"I am drawn to matters of faith and spirituality, but also decay, deconstruction, and rebirth. I look for spaces to photograph where these exist simultaneously feeding each other or in conflict with each other. As a species we have a tendency to mark some things--created by humans or naturally created--as sacred then leaving them to the mercy of time. Sometimes that very lack of human intervention is itself sacred. Sometimes decay comes from a loss of faith, resources, or meaning.
By exploring both the sacred and decay and their interaction with each other in a wide array of contexts that include theistic and nontheistic traditions; Eastern, Western, and other religions; and even sacredness that defies categorization, I am exploring not just the meaning of sacred, but also the politics, malleability, and humanity that creates, informs, and engages sacred spaces and objects.

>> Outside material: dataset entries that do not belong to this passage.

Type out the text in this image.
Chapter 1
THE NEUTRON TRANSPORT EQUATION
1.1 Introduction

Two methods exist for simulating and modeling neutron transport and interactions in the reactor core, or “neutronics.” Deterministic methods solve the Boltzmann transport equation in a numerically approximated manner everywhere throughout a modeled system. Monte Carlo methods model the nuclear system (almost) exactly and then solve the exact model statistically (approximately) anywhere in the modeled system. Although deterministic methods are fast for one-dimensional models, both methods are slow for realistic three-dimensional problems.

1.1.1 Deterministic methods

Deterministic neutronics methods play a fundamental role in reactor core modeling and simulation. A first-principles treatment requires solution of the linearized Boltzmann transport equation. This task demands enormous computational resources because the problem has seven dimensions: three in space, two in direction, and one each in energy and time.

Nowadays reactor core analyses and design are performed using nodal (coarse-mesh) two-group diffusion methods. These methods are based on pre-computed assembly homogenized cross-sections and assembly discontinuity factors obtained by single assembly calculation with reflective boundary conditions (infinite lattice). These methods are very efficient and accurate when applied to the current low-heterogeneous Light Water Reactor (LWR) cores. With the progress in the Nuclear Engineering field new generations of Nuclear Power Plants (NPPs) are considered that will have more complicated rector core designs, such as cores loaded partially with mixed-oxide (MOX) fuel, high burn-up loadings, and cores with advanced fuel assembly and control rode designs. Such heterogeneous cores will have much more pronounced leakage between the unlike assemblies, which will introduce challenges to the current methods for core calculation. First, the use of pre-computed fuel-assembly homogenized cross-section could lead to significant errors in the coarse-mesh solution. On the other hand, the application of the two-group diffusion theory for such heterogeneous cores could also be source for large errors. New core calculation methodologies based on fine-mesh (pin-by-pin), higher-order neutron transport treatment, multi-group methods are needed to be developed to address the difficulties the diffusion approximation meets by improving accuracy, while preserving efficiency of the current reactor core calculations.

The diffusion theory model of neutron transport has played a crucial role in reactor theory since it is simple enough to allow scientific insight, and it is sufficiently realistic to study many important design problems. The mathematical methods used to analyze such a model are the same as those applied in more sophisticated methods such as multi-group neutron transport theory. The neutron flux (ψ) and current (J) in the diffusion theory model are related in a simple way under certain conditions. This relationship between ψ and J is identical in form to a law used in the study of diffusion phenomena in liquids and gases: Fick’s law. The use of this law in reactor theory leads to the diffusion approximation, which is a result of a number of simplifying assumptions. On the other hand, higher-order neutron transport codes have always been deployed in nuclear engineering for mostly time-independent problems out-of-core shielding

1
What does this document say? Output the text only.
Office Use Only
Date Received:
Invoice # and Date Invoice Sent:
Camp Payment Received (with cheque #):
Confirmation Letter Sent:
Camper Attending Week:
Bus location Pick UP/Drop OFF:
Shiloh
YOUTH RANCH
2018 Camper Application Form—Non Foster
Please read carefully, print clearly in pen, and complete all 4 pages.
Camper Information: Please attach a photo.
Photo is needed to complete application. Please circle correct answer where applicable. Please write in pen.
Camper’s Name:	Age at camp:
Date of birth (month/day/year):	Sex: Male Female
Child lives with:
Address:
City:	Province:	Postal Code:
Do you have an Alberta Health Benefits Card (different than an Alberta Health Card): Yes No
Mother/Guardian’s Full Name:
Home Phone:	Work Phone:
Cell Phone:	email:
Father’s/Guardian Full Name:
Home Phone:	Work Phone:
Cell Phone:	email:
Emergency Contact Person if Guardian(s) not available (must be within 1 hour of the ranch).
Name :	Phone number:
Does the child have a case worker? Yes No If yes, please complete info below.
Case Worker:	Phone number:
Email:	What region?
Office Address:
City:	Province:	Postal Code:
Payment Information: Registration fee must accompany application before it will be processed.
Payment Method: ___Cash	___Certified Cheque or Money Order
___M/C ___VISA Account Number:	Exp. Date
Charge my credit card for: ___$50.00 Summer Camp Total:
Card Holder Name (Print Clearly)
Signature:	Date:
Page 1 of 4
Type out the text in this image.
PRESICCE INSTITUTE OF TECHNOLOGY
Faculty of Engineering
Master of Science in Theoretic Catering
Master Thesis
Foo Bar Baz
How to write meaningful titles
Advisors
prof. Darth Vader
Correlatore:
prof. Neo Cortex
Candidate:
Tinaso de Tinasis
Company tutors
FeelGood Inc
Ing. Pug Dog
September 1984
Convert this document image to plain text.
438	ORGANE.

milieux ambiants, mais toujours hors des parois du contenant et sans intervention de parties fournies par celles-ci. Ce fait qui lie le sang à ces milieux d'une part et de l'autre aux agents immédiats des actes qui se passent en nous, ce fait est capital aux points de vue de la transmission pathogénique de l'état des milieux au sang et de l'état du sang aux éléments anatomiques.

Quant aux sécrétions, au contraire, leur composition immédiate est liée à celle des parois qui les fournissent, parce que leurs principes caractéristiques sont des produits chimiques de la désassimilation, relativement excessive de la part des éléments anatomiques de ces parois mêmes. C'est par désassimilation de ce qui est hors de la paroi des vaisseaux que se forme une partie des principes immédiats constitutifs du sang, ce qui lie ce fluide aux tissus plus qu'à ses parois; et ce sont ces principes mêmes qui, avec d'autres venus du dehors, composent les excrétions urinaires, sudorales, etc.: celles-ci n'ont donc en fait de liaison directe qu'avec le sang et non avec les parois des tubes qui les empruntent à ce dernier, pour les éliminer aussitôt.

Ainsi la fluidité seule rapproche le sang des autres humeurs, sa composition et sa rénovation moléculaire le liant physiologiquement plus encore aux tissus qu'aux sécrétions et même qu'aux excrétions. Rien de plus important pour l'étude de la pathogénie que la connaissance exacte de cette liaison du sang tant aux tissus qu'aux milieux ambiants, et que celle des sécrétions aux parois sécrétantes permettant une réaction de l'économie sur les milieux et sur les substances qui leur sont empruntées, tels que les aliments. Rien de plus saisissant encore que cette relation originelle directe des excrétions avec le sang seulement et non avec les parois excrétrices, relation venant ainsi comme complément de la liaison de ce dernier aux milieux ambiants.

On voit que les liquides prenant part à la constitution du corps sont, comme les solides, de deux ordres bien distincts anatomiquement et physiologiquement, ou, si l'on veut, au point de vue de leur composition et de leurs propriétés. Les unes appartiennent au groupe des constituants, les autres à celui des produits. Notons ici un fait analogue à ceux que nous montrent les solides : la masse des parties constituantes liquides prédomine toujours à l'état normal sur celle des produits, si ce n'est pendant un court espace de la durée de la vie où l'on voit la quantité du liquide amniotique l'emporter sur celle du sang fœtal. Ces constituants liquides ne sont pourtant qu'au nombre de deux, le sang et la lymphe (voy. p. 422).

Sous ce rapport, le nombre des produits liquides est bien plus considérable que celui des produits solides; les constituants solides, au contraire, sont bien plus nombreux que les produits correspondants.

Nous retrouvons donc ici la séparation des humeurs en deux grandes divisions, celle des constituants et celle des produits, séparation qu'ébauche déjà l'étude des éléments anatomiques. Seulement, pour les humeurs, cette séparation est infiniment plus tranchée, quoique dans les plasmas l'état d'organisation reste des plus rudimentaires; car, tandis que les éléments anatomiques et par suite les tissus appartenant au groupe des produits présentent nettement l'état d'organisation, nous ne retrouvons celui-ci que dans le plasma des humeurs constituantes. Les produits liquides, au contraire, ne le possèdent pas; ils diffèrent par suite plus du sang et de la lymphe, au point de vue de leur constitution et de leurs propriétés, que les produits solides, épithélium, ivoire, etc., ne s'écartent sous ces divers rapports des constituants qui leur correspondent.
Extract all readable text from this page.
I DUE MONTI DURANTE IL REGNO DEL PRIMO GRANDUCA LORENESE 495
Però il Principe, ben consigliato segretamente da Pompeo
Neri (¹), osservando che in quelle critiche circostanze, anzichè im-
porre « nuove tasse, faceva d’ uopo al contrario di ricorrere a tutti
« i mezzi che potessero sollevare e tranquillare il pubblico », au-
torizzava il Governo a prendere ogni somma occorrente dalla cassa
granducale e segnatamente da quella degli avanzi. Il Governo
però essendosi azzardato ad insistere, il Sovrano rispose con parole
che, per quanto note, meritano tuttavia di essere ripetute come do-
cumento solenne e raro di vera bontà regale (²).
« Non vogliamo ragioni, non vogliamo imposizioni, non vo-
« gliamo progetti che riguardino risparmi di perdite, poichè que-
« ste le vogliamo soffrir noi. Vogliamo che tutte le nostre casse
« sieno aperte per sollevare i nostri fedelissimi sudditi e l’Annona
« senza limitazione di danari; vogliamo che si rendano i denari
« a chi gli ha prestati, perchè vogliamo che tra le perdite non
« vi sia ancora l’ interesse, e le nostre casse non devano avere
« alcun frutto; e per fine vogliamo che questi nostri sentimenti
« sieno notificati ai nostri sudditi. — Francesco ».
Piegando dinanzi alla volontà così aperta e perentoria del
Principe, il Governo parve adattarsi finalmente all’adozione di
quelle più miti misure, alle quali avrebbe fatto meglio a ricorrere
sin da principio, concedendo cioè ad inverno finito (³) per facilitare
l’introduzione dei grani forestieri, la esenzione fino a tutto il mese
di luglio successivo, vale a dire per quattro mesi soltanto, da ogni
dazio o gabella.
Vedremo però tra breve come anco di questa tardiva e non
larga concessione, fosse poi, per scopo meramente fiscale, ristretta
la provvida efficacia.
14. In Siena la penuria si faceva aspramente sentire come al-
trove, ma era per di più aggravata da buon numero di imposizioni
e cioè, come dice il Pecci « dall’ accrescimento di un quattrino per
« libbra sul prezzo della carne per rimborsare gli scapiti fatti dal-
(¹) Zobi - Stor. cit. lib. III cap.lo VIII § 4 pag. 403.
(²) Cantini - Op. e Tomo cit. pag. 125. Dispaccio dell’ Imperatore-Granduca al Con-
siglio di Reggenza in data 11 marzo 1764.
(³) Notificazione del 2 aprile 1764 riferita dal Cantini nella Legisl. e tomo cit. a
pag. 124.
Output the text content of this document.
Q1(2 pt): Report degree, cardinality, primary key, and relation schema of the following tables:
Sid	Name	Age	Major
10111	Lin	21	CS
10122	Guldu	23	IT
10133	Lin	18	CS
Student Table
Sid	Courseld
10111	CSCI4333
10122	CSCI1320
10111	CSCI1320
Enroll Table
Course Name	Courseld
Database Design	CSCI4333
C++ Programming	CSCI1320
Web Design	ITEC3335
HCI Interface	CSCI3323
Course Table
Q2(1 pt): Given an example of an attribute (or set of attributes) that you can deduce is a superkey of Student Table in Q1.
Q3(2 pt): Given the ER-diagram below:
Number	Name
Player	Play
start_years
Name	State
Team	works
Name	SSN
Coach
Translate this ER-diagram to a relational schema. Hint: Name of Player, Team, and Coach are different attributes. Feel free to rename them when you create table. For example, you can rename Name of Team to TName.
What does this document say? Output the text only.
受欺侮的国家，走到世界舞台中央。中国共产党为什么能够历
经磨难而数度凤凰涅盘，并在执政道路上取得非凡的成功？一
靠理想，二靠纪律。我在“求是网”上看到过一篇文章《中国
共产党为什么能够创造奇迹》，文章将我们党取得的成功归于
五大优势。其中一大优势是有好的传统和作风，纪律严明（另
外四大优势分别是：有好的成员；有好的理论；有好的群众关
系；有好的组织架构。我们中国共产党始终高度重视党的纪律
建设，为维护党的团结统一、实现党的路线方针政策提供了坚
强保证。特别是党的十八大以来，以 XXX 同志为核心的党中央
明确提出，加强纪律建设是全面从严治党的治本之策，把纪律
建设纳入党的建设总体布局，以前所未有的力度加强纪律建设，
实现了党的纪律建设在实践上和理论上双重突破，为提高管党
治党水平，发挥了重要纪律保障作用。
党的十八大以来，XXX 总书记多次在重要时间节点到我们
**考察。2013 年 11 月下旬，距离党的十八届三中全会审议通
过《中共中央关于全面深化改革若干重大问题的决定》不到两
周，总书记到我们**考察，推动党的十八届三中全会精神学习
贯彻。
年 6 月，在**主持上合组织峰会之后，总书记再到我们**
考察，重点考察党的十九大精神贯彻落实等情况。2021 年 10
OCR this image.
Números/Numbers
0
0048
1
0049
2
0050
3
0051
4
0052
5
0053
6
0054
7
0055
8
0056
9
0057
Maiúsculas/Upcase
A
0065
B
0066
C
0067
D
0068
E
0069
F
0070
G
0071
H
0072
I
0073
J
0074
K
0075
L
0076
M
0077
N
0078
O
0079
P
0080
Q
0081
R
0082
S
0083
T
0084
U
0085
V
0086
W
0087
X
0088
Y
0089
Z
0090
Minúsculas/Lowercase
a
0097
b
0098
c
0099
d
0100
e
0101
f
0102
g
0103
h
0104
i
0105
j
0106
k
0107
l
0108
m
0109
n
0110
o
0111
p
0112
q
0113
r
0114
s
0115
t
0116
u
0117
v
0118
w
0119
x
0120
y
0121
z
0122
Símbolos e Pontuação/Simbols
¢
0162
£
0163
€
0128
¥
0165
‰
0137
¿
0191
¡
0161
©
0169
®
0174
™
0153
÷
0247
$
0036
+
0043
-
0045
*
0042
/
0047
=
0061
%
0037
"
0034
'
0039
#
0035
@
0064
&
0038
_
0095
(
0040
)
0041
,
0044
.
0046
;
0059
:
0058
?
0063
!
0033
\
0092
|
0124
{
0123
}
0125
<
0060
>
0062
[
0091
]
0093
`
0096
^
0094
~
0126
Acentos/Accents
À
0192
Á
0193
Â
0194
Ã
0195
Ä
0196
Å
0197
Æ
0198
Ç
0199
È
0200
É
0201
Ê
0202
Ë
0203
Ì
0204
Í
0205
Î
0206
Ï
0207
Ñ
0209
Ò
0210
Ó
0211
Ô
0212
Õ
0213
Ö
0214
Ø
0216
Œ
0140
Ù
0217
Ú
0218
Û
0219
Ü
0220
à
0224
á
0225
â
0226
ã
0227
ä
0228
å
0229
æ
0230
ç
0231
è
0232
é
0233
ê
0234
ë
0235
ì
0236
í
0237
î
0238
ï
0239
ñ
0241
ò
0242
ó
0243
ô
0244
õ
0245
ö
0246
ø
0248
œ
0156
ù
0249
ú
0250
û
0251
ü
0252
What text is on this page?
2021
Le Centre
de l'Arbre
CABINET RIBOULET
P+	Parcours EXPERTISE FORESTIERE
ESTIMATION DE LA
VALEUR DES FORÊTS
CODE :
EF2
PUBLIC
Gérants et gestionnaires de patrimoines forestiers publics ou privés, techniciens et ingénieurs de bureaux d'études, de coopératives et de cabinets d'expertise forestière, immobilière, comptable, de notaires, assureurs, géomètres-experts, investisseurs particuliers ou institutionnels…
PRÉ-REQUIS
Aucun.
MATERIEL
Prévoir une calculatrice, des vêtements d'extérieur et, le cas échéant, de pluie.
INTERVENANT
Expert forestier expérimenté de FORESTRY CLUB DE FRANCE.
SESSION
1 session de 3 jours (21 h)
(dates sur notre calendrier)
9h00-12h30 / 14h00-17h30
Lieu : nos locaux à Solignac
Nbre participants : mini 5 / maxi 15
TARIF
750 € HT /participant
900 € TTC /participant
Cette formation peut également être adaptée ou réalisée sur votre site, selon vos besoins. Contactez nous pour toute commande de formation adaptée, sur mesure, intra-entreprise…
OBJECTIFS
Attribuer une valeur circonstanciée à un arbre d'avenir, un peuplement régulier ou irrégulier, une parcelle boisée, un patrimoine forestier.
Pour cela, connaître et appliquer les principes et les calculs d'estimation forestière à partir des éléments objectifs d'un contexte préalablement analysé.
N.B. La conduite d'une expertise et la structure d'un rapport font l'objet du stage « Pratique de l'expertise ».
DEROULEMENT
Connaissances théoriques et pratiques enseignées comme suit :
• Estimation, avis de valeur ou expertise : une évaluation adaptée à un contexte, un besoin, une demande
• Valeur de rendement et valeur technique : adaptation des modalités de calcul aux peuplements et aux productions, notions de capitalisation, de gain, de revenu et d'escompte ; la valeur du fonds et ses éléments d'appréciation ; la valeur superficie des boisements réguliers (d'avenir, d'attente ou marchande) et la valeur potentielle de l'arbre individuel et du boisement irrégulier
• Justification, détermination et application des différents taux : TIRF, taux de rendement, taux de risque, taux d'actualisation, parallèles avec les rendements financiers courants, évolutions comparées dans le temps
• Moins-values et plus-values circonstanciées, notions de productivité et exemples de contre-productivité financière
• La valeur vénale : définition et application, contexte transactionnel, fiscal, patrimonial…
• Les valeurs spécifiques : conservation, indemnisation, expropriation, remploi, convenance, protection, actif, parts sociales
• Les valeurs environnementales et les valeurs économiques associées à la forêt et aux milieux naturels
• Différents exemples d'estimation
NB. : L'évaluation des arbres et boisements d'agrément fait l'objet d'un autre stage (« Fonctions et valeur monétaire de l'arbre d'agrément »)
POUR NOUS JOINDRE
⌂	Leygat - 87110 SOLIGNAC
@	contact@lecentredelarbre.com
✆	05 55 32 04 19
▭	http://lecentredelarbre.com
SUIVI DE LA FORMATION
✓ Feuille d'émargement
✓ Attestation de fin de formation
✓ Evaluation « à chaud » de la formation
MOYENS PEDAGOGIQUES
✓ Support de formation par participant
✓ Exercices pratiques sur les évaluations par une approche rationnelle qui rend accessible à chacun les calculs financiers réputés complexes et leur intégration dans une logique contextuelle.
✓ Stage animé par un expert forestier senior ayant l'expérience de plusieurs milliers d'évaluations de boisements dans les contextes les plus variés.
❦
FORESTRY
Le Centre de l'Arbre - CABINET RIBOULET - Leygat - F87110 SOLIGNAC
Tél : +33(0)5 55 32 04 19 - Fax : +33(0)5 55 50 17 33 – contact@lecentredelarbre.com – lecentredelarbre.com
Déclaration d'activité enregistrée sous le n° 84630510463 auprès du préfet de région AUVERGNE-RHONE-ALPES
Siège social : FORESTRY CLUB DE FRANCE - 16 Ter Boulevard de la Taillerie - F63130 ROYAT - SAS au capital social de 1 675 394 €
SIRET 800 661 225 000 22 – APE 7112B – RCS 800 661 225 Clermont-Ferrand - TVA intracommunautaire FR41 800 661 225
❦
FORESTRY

As a Humanist (a nontheistic, ethical worldview), I am often biasly given the characteristic of despising the sacred in all its forms. The body of my work disrupts this narrative by, though not uncritically, raising up the sacred in all its forms and exploring what it means for those people who call a thing sacred and what it means for the rest who don’t. What does a sacred place or object mean for those for whom it is secular?
But my work isn’t simply a catalogue of abandoned churches and broken relics. It is the sacred through the eyes of humanity. Life itself is sacred. And profane. My photographs are about life, love, fun, fear, and despair in the light and shadow of the sacred. How and why we connect with each other is illustrated in how and why we deem something sacred, how and why we let it decay, and how and why it is similar or dissimilar to other’s sacred spaces and objects."